Dalam sambutannya Rektor UNS, Prof Hartono menyampaikan tantangan dan dinamika UNS sebagai institusi pendidikan tinggi yang terus berkembang, sehingga penerapan manajemen risiko menjadi suatu keharusan.
“Saat ini UNS memastikan bahwa setiap kebijakan dan langkah strategis yang diambil, harus mempertimbangkan berbagai kemungkinan risiko serta mitigasinya. Dengan adanya sistem manajemen risiko yang baik, UNS dapat meminimalisasi potensi hambatan serta meningkatkan efektivitas dalam mencapai visi dan misi UNS sebagai universitas bereputasi internasional. Pencanangan manajemen resiko menjadi momentum awal dalam membangun sistem manajemen risiko yang kuat dan berkelanjutan di UNS”, ujarnya.
Lebih jauh Hartono menambahkan penerapan manajemen risiko tidak hanya menjadi tanggung jawab pimpinan universitas, tetapi juga seluruh sivitas akademika UNS. Setiap unit kerja diharapkan memiliki kesadaran untuk mengidentifikasi, menilai, dan mengelola risiko dalam setiap aspek operasionalnya. Hal ini akan menciptakan budaya kerja yang lebih terstruktur, profesional, dan berbasis pada prinsip kehati-hatian.
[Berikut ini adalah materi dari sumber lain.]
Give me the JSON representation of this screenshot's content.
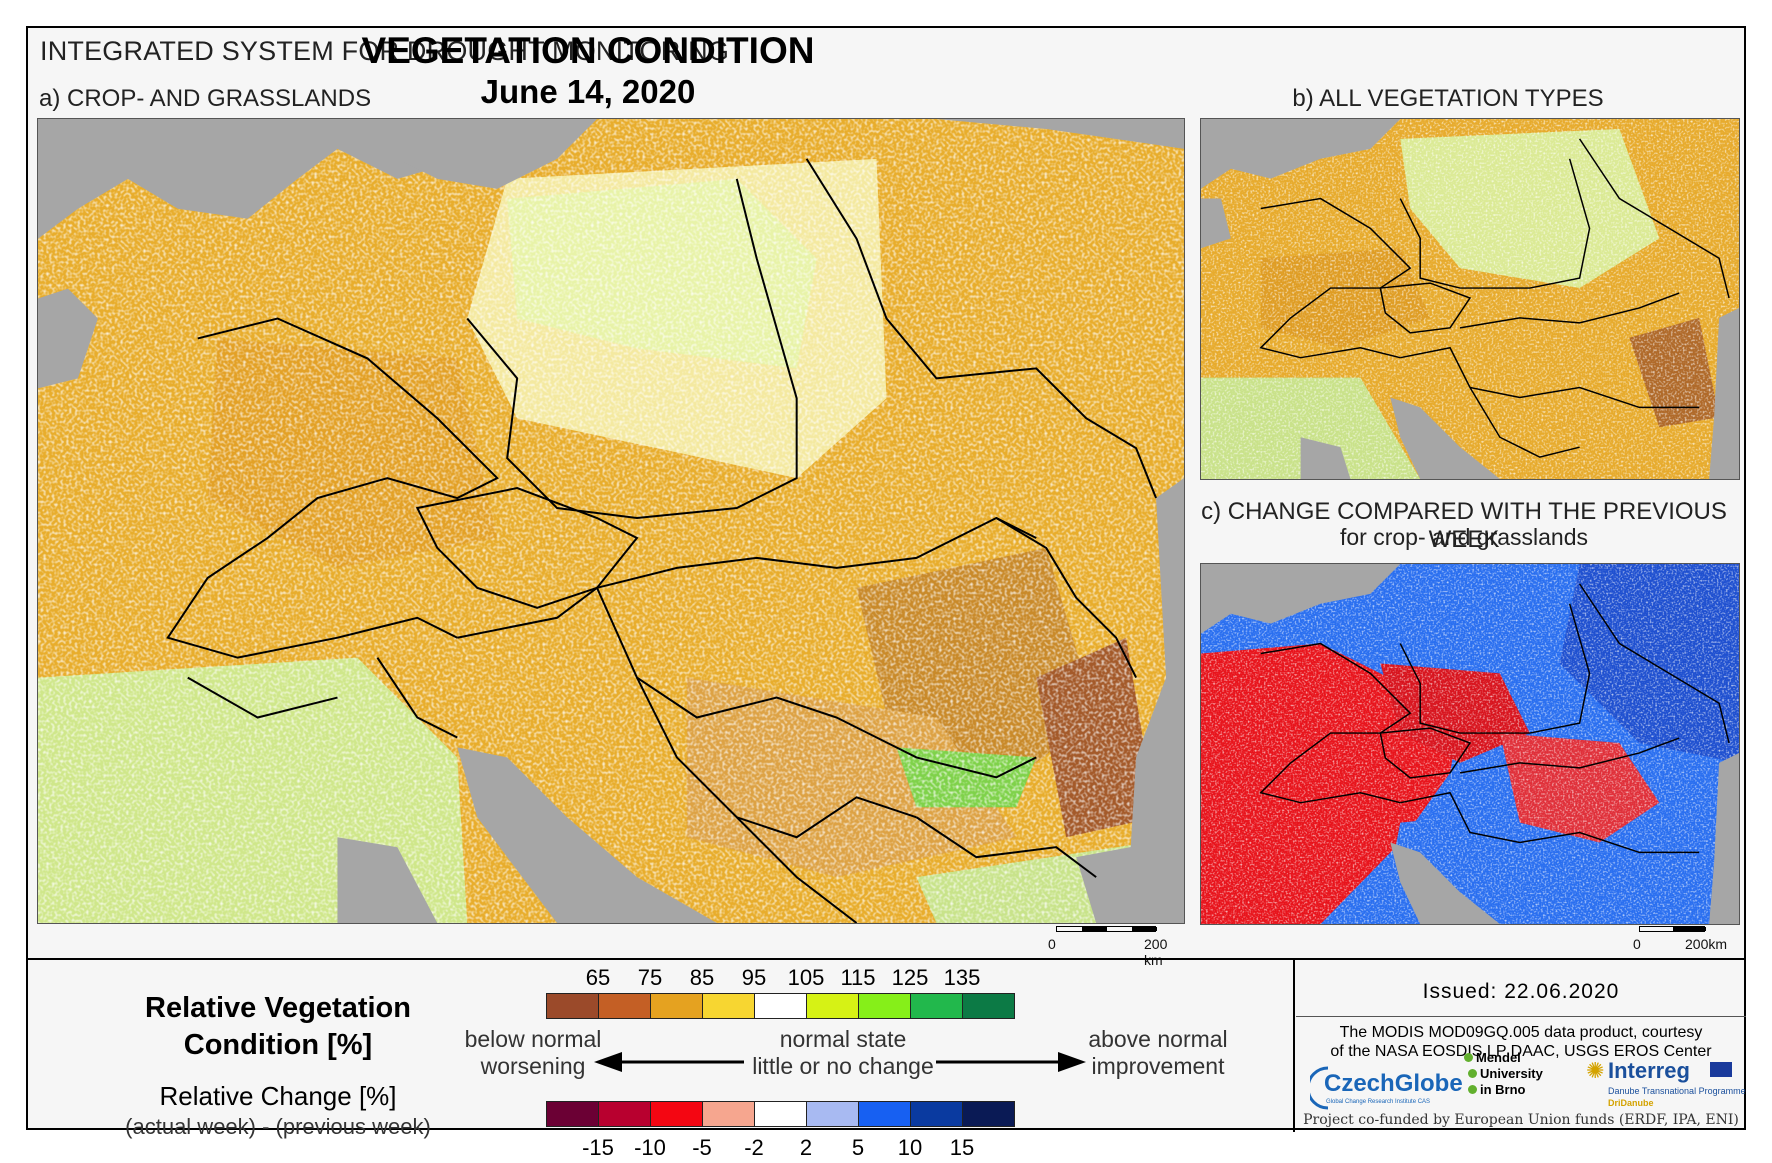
{
  "header": {
    "system": "INTEGRATED SYSTEM FOR DROUGHT MONITORING",
    "title": "VEGETATION CONDITION",
    "date": "June 14, 2020"
  },
  "panels": {
    "a": {
      "label": "a) CROP- AND GRASSLANDS",
      "scale_zero": "0",
      "scale_end": "200 km"
    },
    "b": {
      "label": "b) ALL VEGETATION TYPES"
    },
    "c": {
      "label": "c) CHANGE COMPARED WITH THE PREVIOUS WEEK",
      "sublabel": "for crop- and grasslands",
      "scale_zero": "0",
      "scale_end": "200km"
    }
  },
  "legend": {
    "rvc_title_1": "Relative Vegetation",
    "rvc_title_2": "Condition [%]",
    "rc_title": "Relative Change [%]",
    "rc_sub": "(actual week) - (previous week)",
    "rvc_ticks": [
      "65",
      "75",
      "85",
      "95",
      "105",
      "115",
      "125",
      "135"
    ],
    "rvc_colors": [
      "#9b4a2a",
      "#c45f25",
      "#e5a220",
      "#f7d631",
      "#ffffff",
      "#d6f215",
      "#86ef19",
      "#22b84c",
      "#0c7a45"
    ],
    "rc_ticks": [
      "-15",
      "-10",
      "-5",
      "-2",
      "2",
      "5",
      "10",
      "15"
    ],
    "rc_colors": [
      "#6b0034",
      "#b8002f",
      "#f40612",
      "#f6a68f",
      "#ffffff",
      "#a8baf2",
      "#1760f2",
      "#0a3aa0",
      "#0a1a55"
    ],
    "left_desc_1": "below normal",
    "left_desc_2": "worsening",
    "center_desc_1": "normal state",
    "center_desc_2": "little or no change",
    "right_desc_1": "above normal",
    "right_desc_2": "improvement"
  },
  "footer": {
    "issued": "Issued: 22.06.2020",
    "credit_1": "The MODIS MOD09GQ.005 data product, courtesy",
    "credit_2": "of the NASA EOSDIS LP DAAC, USGS EROS Center",
    "czechglobe": "CzechGlobe",
    "czechglobe_sub": "Global Change Research Institute CAS",
    "mendel_1": "Mendel",
    "mendel_2": "University",
    "mendel_3": "in Brno",
    "interreg": "Interreg",
    "interreg_sub": "Danube Transnational Programme",
    "dridanube": "DriDanube",
    "funded": "Project co-funded by European Union funds (ERDF, IPA, ENI)"
  }
}
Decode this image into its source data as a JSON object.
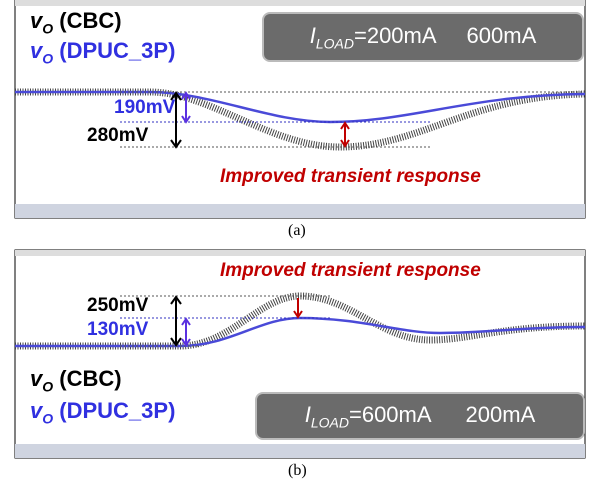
{
  "panels": [
    {
      "legend": [
        {
          "symbol": "v",
          "sub": "O",
          "name": "(CBC)"
        },
        {
          "symbol": "v",
          "sub": "O",
          "name": "(DPUC_3P)"
        }
      ],
      "load": {
        "symbol": "I",
        "sub": "LOAD",
        "from": "=200mA",
        "to": "600mA"
      },
      "measure": [
        "190mV",
        "280mV"
      ],
      "note": "Improved transient response",
      "caption": "(a)"
    },
    {
      "legend": [
        {
          "symbol": "v",
          "sub": "O",
          "name": "(CBC)"
        },
        {
          "symbol": "v",
          "sub": "O",
          "name": "(DPUC_3P)"
        }
      ],
      "load": {
        "symbol": "I",
        "sub": "LOAD",
        "from": "=600mA",
        "to": "200mA"
      },
      "measure": [
        "130mV",
        "250mV"
      ],
      "note": "Improved transient response",
      "caption": "(b)"
    }
  ]
}
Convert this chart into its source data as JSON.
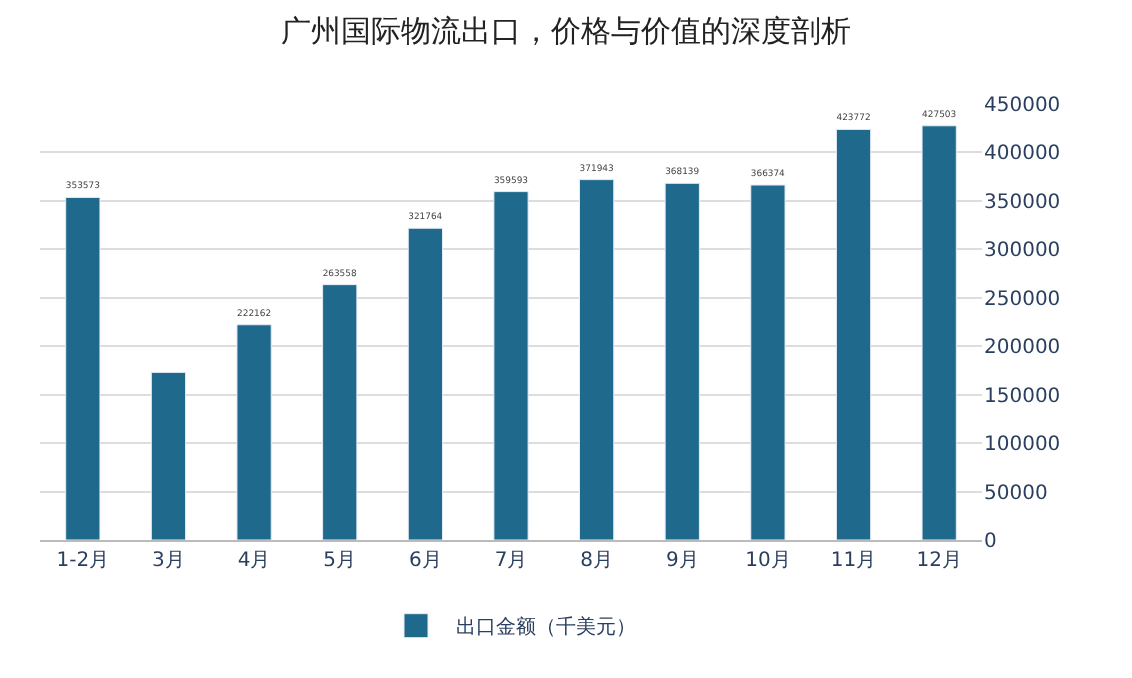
{
  "chart_data": {
    "type": "bar",
    "title": "广州国际物流出口，价格与价值的深度剖析",
    "categories": [
      "1-2月",
      "3月",
      "4月",
      "5月",
      "6月",
      "7月",
      "8月",
      "9月",
      "10月",
      "11月",
      "12月"
    ],
    "series": [
      {
        "name": "出口金额（千美元）",
        "color": "#1f6a8c",
        "values": [
          353573,
          173000,
          222162,
          263558,
          321764,
          359593,
          371943,
          368139,
          366374,
          423772,
          427503
        ],
        "value_labels": [
          "353573",
          null,
          "222162",
          "263558",
          "321764",
          "359593",
          "371943",
          "368139",
          "366374",
          "423772",
          "427503"
        ]
      }
    ],
    "ylim": [
      0,
      450000
    ],
    "yticks": [
      0,
      50000,
      100000,
      150000,
      200000,
      250000,
      300000,
      350000,
      400000,
      450000
    ],
    "grid": "y",
    "legend": "bottom"
  }
}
Dengan manajemen risiko sebagai bagian dari budaya organisasi, Hartono berharap UNS semakin tangguh dan adaptif dalam menghadapi berbagai tantangan di masa depan.


Sekretaris Universitas, Prof Agus Riwanto menyebutkan kegiatan Pencanangan Penerapan Manajemen Risiko di UNS saat ini diikuti sebanyak 40 pemilik risiko (risk owner) di Universitas Sebelas Maret, terdiri dari 16 Fakultas/sekolah, 7 Direktorat, 3 Lembaga, 3 Kantor, 3 Unit Pelayanan Terpadu (UPT), 3 Pusat Unggulan Institusi (PUI), 1 Badan Pengelola Usaha, 1 Unit Kerja Pengadaan dan 1 Pusat Bahasa.
Sekretaris Universitas menyebutkan dalam tugasnya, kegiatan Pencanangan Penerapan Manajemen Risiko di UNS akan ditandai dengan penandatanganan Pakta Integritas Penerapan Manajemen Risiko oleh 40 pimpinan unit kerja sebagai pemilik risiko (risk owner) yang mempunyai tugas (1) menetapkan hasil penilaian risiko di unitnya; (2) menetapkan pelaksanaan Penanganan Risiko di unitnya; (3) menerima konsultasi dan informasi dari Bidang Manajemen Risiko berkenaan dengan penentuan ruang lingkup, konteks, dan kriteria Penerapan Manajemen Risiko; pemantauan dan review atas Penerapan Manajemen Risiko; dan (4) dokumentasi dan pelaporan Manajemen Risiko; dan melakukan sosialisasi dan edukasi pengelolaan Risiko UNS maupun unit kerja, tutupnya.
Sesuai dengan bidang UNS, kegiatan ini merupakan upaya untuk dapat meraih SDGs ke 4 yaitu Pendidikan yang Berkualitas.